Editoriaux - Immigration et diversité - 12 septembre 2018

Laurent Alexandre, chronique de la soumission ordinaire…

"Vous êtes trop exigeant : on ne peut pas demander à des migrants venant de pays profondément homophobes de devenir gay-friendly en 2 mois !"

Dans un tweet publié le dimanche 9 septembre, le docteur Laurent Alexandre, urologue de son état, mais qui est également expert autoproclamé sur les questions de bioéthique, a réagi à une info révélant l’agression d’un mineur homosexuel par des migrants. Face à la véhémence de certains commentaires, il s’est fendu d’une analyse qui en dit long sur l’état de déliquescence de la société actuelle :

« Vous êtes trop exigeant : on ne peut pas demander à des migrants venant de pays profondément homophobes de devenir gay-friendly en 2 mois. Il faudra des années pour partager nos valeurs de tolérance. Nous devons être patients ! Oui la communauté LGBT doit être prudente en attendant. »

Si Ambroise de Milan nous a fourni la célèbre maxime « À Rome, fais comme les Romains », qui a traversé les siècles, le docteur Alexandre nous propose une nouvelle vision de la vie en société : « En France, fais comme bon te semble. » Derrière un message qui se veut empli de « tolérance » se cache le danger mortel de chaque civilisation : le multiculturalisme.

La nouvelle marotte de la pensée cosmopolite est de présenter « l’Homme » comme une abstraction. Les différences culturelles, tout comme les religions, qui structurent pourtant les civilisations depuis des siècles n’existent pas, et le mondialisme estime désormais que chaque être équivaut à un autre. Tout est vu comme construction sociale et, ainsi, un Afghan arrivant en Europe devient, de fait, un Européen comme les autres.

Mais cette philosophie se heurte malheureusement au réel.
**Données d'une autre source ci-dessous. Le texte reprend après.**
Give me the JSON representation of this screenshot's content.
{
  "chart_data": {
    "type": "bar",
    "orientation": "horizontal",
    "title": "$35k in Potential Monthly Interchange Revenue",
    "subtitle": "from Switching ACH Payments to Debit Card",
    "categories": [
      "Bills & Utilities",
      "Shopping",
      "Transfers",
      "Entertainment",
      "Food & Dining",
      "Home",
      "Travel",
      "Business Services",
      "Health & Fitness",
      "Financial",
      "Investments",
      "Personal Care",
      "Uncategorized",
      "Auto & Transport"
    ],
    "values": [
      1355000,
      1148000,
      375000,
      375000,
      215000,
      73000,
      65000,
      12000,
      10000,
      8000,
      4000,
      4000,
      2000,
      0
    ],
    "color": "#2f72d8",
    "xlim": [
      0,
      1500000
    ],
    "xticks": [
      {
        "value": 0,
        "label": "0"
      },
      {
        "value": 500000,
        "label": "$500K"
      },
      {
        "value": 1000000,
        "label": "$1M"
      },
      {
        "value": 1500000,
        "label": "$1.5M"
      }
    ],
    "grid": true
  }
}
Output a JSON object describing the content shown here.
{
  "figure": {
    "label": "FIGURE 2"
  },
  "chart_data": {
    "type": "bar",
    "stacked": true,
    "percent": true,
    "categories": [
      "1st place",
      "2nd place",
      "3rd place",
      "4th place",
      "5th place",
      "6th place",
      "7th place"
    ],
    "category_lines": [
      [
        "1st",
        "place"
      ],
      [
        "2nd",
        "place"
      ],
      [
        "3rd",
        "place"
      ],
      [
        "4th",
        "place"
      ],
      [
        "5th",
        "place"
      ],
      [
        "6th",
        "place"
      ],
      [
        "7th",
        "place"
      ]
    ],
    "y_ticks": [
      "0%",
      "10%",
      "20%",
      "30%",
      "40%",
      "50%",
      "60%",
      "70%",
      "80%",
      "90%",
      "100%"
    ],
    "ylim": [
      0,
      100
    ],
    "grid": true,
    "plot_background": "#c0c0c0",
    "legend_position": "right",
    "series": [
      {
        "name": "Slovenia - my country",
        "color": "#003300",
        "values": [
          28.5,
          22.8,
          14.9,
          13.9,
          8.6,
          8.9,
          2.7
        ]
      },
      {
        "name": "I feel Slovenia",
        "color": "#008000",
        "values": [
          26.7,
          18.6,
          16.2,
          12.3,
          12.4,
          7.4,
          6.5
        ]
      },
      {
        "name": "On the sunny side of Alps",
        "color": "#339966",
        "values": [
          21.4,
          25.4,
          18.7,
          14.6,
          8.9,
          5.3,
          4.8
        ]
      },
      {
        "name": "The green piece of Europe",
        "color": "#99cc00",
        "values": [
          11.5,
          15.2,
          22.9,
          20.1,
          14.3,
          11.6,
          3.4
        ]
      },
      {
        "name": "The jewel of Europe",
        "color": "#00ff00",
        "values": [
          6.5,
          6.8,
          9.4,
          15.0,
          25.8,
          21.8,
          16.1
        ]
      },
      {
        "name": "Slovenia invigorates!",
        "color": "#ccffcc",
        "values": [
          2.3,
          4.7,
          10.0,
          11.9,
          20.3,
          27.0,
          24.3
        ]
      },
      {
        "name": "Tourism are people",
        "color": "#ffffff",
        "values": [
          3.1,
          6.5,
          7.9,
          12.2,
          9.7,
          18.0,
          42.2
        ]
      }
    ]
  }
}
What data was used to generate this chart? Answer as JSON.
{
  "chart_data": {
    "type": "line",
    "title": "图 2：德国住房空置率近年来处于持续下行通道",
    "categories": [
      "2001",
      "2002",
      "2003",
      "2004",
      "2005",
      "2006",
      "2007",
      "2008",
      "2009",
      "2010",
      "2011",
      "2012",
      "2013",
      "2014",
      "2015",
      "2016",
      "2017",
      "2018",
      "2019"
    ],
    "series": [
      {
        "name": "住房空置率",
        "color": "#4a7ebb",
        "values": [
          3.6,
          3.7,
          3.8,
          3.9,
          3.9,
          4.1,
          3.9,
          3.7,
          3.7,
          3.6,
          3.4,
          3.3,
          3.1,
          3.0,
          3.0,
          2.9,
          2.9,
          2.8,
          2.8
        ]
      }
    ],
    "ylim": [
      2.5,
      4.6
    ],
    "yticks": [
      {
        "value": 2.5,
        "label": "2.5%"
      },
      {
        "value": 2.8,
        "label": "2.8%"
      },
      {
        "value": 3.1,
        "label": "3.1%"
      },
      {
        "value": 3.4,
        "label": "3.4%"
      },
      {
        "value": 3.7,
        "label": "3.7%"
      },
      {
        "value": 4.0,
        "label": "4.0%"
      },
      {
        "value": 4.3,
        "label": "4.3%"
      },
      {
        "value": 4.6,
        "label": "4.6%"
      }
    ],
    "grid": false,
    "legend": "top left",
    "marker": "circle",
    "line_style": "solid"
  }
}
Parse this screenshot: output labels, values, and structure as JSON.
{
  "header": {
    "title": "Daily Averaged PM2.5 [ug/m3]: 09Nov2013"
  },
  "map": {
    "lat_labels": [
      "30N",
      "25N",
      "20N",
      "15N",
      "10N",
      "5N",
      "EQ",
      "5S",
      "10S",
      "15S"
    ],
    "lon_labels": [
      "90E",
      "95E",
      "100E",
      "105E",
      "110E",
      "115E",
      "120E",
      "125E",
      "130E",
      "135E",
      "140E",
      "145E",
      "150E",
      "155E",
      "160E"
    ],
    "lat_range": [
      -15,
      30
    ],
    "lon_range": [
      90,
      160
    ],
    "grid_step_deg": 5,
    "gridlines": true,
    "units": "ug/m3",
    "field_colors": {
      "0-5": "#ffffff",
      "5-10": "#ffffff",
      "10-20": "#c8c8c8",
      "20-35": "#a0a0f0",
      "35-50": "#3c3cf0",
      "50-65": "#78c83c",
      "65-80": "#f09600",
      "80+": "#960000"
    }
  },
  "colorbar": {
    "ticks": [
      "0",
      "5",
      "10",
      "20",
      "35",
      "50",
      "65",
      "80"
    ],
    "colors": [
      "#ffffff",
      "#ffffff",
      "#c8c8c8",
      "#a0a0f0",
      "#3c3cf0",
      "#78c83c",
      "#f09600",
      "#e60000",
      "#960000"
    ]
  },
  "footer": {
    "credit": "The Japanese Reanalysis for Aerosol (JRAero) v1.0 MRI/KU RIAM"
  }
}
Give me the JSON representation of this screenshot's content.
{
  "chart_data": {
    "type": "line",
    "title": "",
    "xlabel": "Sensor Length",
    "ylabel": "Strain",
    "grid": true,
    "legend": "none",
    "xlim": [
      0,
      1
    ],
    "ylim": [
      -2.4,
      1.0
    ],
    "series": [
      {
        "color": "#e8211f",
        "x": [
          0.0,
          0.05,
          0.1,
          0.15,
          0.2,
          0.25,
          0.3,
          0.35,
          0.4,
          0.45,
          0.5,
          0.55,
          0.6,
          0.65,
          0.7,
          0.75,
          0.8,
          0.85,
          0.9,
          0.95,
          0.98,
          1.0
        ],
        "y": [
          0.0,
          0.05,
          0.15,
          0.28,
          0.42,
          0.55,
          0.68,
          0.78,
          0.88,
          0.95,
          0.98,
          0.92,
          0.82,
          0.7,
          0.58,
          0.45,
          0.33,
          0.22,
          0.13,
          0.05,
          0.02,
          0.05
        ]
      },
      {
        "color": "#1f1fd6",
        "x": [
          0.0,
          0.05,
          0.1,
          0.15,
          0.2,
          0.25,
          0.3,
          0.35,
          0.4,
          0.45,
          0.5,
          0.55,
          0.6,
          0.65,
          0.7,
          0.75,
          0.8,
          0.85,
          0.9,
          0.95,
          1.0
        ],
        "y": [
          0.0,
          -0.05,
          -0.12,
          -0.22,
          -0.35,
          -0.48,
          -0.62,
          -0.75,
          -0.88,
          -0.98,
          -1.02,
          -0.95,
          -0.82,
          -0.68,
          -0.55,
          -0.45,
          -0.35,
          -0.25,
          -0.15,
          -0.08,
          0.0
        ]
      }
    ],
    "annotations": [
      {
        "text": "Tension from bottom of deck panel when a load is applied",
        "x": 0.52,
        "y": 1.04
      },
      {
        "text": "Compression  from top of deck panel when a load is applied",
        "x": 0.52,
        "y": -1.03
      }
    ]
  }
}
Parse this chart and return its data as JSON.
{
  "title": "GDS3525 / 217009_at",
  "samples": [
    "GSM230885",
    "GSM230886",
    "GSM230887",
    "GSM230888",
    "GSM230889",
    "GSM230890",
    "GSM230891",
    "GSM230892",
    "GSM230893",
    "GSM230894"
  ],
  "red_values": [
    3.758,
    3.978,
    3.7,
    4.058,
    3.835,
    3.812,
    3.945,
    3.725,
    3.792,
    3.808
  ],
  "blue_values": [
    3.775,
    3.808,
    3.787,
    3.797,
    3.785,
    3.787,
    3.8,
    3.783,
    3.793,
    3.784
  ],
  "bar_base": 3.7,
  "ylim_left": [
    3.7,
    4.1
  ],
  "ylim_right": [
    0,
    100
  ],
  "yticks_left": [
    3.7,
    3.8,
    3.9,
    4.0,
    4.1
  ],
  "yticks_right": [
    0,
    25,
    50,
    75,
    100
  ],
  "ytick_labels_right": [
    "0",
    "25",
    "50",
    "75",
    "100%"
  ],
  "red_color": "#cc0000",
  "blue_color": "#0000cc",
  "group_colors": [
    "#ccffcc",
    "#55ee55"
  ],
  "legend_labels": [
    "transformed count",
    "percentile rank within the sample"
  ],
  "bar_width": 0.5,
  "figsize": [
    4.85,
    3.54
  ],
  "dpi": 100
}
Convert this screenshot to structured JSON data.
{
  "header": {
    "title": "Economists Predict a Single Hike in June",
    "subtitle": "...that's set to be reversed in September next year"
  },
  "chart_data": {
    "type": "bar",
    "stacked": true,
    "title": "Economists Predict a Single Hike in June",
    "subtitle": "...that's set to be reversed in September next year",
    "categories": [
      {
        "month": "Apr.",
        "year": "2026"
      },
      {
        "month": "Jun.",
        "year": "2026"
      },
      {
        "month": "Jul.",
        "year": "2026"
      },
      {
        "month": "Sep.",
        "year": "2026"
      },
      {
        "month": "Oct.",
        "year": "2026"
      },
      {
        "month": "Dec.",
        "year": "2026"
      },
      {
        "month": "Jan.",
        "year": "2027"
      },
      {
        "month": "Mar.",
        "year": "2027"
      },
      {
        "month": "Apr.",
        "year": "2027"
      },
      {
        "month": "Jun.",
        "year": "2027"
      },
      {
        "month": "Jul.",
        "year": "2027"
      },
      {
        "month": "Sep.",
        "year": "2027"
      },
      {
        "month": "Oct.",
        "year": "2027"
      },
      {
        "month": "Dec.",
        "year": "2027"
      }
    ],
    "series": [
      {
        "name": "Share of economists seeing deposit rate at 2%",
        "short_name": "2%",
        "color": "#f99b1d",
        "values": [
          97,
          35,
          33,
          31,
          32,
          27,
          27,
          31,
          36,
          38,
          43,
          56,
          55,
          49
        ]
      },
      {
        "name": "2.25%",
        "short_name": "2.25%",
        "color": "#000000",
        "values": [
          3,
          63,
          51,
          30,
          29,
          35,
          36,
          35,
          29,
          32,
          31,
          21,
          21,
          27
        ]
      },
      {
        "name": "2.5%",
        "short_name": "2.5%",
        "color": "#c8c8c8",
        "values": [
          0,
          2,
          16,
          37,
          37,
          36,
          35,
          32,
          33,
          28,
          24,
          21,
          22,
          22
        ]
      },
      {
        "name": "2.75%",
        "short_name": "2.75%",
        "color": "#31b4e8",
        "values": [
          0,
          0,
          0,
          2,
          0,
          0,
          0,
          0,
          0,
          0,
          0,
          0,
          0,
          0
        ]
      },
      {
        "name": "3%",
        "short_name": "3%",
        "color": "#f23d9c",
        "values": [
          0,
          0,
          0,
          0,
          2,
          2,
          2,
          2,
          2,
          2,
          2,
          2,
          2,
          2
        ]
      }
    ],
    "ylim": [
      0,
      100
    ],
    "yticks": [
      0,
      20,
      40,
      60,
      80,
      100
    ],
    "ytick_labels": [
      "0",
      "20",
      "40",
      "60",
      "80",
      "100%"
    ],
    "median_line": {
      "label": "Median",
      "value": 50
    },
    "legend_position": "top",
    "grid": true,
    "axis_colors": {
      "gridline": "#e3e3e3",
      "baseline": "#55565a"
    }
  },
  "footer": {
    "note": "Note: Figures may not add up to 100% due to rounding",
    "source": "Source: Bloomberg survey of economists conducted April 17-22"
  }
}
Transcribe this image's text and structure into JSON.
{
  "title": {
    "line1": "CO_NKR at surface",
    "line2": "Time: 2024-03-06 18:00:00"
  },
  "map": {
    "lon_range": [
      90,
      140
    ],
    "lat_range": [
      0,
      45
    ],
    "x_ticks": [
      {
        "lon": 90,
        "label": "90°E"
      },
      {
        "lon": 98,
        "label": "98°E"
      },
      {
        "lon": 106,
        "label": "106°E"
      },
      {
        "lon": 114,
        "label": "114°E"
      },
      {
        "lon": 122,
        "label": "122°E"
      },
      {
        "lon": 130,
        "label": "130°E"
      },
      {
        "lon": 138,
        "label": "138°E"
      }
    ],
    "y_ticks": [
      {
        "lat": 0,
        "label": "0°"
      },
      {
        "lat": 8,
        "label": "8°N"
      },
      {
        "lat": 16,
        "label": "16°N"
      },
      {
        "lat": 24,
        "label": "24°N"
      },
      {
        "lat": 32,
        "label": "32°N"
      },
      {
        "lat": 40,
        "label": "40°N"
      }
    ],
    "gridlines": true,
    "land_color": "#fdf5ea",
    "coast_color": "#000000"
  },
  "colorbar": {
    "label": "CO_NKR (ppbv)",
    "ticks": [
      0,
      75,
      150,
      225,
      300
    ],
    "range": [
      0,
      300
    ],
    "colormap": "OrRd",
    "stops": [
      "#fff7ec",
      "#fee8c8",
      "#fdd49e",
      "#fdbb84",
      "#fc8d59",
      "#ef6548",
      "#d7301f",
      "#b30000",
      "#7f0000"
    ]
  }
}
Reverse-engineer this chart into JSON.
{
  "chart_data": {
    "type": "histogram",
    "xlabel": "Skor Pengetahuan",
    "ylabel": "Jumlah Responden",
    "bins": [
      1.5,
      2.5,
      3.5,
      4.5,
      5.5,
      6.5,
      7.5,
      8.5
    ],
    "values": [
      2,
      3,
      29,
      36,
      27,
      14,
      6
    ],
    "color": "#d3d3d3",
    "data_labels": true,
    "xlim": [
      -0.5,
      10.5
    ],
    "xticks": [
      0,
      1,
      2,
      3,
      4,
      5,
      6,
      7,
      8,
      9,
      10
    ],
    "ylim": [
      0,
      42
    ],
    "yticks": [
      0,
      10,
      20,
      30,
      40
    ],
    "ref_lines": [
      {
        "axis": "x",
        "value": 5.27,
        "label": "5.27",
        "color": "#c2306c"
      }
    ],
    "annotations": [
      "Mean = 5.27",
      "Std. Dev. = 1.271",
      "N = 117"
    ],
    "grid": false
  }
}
Si vous venez d’un pays où l’homosexualité est un crime, où la femme est inférieure à l’homme, où votre dogme religieux est supérieur à la loi locale, il est évident que vous vous confrontez frontalement aux valeurs du pays qui vous accueille. Quand, en plus, celui-ci accueille tellement d’ethnies différentes que l’assimilation devient impossible, le choc des cultures est inévitable. Mais pour notre bon docteur, ce n’est pas à « l’autre » de se soumettre aux coutumes locales, mais à l’indigène de s’adapter à la pratique du nouvel arrivant, quitte à subir des violences. Les apôtres du « mondialisme heureux » sont prêts à toutes les compromissions pour défendre le concept du « vivre ensemble », authentique ingénierie de soumission créée par le néolibéralisme pour justifier l’apport de l’immigration dans l’économie.

L’apport d’une immigration, toujours plus nombreuse, aux cultures totalement opposées aux nôtres présente un défi mortel aux nations occidentales, que l’histoire du XXe siècle a grandement affaiblies. En France, le problème est encore plus prégnant par le modèle politique de la démocratie libérale qui, par ses valeurs abstraites, et l’idée de « dictature du nombre », la rend intrinsèquement fragile. Incapable de proposer un cadre de valeurs fort et structurant à ses nouveaux arrivants, soumise aux anathèmes de l’antiracisme victimaire et du « droit-de-l’hommisme », la République couve dans ses entrailles mêmes la destruction de sa civilisation millénaire et la mort de son peuple.